A former activist from the US religious right told Congress Thursday how he took advantage of the US Supreme Court's lack of a code of ethics to conduct an intense lobbying campaign aimed at its conservative judges.

Pastor Robert Schenck, 64, detailed his efforts -- which included prayers, dinners and trips -- during a hearing of the House Judiciary Committee focused on the ethics rules, or lack thereof, for Supreme Court justices.

Unlike their colleagues in federal courts, or elected members of Congress, the nine Supreme Court justices do not have to disclose gifts given to them nor any meetings with lobbyists, and are not legally required to recuse themselves in the event of a conflict of interest.

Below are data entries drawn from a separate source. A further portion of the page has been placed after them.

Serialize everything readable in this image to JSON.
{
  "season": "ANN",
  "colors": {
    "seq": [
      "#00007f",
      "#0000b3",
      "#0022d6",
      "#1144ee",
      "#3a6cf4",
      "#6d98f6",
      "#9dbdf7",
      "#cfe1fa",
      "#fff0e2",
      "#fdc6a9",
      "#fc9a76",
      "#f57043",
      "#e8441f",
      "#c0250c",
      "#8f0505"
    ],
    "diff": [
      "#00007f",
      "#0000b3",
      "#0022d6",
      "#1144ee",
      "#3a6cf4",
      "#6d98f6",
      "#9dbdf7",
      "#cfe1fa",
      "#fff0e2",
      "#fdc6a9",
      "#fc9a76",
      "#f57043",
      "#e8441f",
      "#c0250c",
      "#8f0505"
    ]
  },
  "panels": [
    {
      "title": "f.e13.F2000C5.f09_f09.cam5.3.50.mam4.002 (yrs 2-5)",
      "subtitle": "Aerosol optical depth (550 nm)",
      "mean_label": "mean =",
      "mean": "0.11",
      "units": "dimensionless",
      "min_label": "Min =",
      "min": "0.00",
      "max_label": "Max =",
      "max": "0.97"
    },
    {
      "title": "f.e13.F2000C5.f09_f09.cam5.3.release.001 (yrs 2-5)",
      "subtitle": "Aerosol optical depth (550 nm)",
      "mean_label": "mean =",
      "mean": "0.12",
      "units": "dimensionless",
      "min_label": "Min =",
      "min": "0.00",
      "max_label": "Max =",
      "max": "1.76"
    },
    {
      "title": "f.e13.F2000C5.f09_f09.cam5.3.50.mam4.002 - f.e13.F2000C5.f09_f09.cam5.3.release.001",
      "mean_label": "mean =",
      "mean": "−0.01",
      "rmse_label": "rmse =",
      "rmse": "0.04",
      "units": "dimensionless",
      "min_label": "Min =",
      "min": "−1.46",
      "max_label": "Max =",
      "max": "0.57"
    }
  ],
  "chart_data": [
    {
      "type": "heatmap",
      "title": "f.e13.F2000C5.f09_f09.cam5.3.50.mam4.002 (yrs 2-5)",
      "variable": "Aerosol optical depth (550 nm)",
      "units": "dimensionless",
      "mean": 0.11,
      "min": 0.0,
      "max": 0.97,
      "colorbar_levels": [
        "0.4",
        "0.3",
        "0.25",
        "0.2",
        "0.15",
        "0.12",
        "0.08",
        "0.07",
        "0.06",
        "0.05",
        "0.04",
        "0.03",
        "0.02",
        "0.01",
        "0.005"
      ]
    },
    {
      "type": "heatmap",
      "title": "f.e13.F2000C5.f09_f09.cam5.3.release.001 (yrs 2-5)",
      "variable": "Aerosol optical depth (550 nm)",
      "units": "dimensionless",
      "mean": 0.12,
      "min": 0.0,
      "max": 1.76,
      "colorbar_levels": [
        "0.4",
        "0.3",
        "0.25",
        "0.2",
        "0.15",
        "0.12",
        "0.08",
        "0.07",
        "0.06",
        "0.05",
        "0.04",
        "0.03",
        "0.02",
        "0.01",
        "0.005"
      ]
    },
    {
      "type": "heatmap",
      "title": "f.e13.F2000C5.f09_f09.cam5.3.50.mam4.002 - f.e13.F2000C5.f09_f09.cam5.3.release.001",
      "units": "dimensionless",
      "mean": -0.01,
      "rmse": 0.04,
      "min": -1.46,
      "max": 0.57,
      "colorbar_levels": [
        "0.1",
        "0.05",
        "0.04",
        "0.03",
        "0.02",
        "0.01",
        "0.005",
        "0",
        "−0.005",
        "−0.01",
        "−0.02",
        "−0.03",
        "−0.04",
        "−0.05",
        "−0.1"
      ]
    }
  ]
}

Pastor Schenck said he took advantage of this vacuum to run a 20-year influence campaign called "Operation Higher Court."

The stealth campaign "involved my recruitment of wealthy donors, as stealth missionaries, who befriended justices that shared our conservative social and religious sensibilities," Schenk said, mentioning conservative Justices Samuel Alito and the late Antonin Scalia by name.

The aim was "to shore up their resolve to render solid, unapologetic opinions, particularly against abortion."

Some of his "stealth missionaries" prayed with the judges, others invited them to dinner with their wives, even to their homes, and were invited back in turn by the justices, he said.

Unlike Congress, where the dollar value of gifts are limited, "we knew that there was a great deal of liberty and latitude made our operation...much easier," Schenck said.

He alleged that in 2014, during one of these dinners, Alito "leaked" to a couple the content of an upcoming decision on contraception.

Schenck had written over the summer to the court's chief justice about the Alito incident, but the letter was not reported by US media until late November.

Alito and the dinner attendees have all denied the charge. During the hearing, Republican lawmakers accused Schenck of lying.

He insisted that he discovered late in life that politics corrupts religion, and now wanted to tell "the truth."

Alito was the author of the June ruling that overturned the US nationwide right to abortion.

In a highly uncommon occurrence, that decision was leaked before its publication, causing shockwaves across the country.

A bill has passed a House committee that would increase the transparency requirements for US Supreme Court justices, but it is not expected to advance before Republicans take over control of the House in January, when it will likely be thrown out.